The situation between Arm and Arm China is a complicated one. While Arm China accounted for a large portion of the company’s revenue, it wasn’t a direct subsidiary of it. Instead, it was a joint venture between Arm (which had a 47.33% stake) and a group of investment funds from China-based groups. There’s a lot of financial lingo that could explain this in greater detail, but for simplicity’s sake, there’s a big difference between the two.
The real struggle between the two companies occurred when Allen Wu, Arm China’s CEO refused to relinquish his power over the company. And this was after the joint venture’s own board voted to kick him out in June 2020. This has caused quite a few problems for Arm over the last few years and placed a major block over its plans.
Arm goes public
It all comes down to Arm’s desire of making the company public.

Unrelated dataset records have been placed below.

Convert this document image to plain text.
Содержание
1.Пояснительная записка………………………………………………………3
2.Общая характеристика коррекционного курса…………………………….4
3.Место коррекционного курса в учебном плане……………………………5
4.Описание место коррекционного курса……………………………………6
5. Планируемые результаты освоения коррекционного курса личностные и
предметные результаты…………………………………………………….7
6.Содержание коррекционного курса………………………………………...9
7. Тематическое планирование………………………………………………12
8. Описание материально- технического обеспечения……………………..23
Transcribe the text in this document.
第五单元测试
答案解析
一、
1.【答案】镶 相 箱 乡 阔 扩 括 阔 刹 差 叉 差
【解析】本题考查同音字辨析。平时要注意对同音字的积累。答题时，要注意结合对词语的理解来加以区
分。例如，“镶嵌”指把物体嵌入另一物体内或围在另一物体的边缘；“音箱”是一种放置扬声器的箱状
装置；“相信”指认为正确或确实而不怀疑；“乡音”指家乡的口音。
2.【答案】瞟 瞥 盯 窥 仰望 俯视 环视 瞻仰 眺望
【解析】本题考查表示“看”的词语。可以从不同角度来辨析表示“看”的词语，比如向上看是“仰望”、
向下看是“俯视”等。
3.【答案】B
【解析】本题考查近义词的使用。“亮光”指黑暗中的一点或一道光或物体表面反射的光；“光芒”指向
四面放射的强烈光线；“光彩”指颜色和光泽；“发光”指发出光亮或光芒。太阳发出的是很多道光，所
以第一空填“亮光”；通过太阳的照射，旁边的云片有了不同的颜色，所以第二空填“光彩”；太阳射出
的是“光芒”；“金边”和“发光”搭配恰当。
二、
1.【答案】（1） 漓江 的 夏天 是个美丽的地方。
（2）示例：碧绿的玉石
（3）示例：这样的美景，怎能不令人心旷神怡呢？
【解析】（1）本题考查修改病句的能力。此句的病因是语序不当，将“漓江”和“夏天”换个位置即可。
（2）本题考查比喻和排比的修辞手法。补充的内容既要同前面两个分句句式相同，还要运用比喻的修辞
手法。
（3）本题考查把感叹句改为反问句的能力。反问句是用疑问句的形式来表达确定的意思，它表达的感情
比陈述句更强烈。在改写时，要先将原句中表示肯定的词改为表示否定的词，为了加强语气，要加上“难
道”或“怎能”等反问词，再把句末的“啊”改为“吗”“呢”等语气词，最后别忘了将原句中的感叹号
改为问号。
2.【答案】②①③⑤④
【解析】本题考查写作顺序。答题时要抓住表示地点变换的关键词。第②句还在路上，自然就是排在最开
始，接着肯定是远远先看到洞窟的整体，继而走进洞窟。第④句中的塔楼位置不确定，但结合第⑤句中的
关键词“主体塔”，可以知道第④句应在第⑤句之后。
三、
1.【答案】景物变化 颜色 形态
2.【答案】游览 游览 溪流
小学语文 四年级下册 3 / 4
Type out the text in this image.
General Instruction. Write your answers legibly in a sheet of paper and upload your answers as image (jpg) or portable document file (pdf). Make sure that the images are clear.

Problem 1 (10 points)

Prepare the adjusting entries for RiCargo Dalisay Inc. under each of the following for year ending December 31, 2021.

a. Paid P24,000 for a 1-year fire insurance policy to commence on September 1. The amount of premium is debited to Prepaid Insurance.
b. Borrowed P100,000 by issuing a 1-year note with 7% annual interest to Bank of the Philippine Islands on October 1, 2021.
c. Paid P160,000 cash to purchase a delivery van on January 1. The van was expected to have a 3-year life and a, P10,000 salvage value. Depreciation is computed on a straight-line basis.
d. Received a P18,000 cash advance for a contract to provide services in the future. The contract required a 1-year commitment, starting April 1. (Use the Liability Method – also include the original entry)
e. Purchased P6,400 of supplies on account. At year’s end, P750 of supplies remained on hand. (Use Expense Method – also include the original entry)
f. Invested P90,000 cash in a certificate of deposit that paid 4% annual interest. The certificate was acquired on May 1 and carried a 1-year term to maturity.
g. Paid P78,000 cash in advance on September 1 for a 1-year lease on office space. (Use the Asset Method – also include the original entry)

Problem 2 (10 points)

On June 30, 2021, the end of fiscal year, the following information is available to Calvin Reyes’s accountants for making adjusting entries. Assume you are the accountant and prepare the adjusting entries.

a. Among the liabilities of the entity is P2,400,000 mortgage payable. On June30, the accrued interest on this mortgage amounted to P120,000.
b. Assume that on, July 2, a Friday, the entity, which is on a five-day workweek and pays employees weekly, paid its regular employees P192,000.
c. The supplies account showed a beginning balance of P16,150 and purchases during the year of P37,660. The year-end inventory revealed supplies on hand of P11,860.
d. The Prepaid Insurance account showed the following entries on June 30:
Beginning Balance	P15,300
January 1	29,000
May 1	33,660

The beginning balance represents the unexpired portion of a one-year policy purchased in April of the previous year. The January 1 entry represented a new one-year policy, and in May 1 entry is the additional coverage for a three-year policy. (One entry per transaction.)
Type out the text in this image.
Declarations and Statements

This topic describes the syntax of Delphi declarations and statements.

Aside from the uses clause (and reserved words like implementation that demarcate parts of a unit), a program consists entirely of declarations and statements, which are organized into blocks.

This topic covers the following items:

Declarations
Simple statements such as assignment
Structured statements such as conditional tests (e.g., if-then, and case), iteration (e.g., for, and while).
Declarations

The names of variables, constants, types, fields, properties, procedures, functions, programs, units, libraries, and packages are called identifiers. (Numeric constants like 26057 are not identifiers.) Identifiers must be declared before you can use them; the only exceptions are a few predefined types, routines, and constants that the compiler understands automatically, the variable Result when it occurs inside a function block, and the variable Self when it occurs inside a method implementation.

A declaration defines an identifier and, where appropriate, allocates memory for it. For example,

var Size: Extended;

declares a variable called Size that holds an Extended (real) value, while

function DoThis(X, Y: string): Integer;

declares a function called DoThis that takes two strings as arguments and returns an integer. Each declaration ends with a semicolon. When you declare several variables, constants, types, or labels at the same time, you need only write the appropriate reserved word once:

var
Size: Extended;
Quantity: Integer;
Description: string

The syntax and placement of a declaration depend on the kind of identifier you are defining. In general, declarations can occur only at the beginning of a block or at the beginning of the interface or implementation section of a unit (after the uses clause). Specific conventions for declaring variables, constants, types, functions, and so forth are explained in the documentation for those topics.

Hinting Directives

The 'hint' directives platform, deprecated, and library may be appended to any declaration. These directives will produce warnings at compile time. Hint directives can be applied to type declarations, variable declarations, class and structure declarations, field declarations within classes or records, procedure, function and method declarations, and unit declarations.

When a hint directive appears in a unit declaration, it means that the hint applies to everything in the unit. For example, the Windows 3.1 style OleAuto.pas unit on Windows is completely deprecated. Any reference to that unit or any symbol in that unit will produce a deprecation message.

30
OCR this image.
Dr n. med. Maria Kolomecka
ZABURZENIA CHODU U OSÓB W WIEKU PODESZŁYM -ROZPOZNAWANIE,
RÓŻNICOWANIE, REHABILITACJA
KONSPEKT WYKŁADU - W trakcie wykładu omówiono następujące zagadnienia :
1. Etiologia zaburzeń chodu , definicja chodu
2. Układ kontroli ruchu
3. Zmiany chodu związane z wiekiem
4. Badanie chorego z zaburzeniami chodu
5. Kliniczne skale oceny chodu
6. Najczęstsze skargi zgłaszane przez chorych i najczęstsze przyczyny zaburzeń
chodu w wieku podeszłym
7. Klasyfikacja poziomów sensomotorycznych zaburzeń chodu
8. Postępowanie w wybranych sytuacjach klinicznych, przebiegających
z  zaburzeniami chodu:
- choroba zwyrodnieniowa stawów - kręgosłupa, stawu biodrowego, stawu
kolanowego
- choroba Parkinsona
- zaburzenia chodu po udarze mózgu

Since Arm China would not disclose the company’s financial results, it made it much harder for Arm to do this. In order for the company to go forward with its IPO, it needs to complete a financial review of the company. And since the financials of Arm China no longer seem to matter, a split could make the process much smoother.
It wasn’t too long ago that Nvidia had attempted to acquire the British chip manufacturer. That deal did eventually fall through though after numerous parties came forward to voice concerns. Now, it seems that Arm is finally on track to make its IPO. Of course, there’s still no word on whether Arm China has accepted the split of the joint venture. We’ll have to keep an eye on the situation to see how it develops.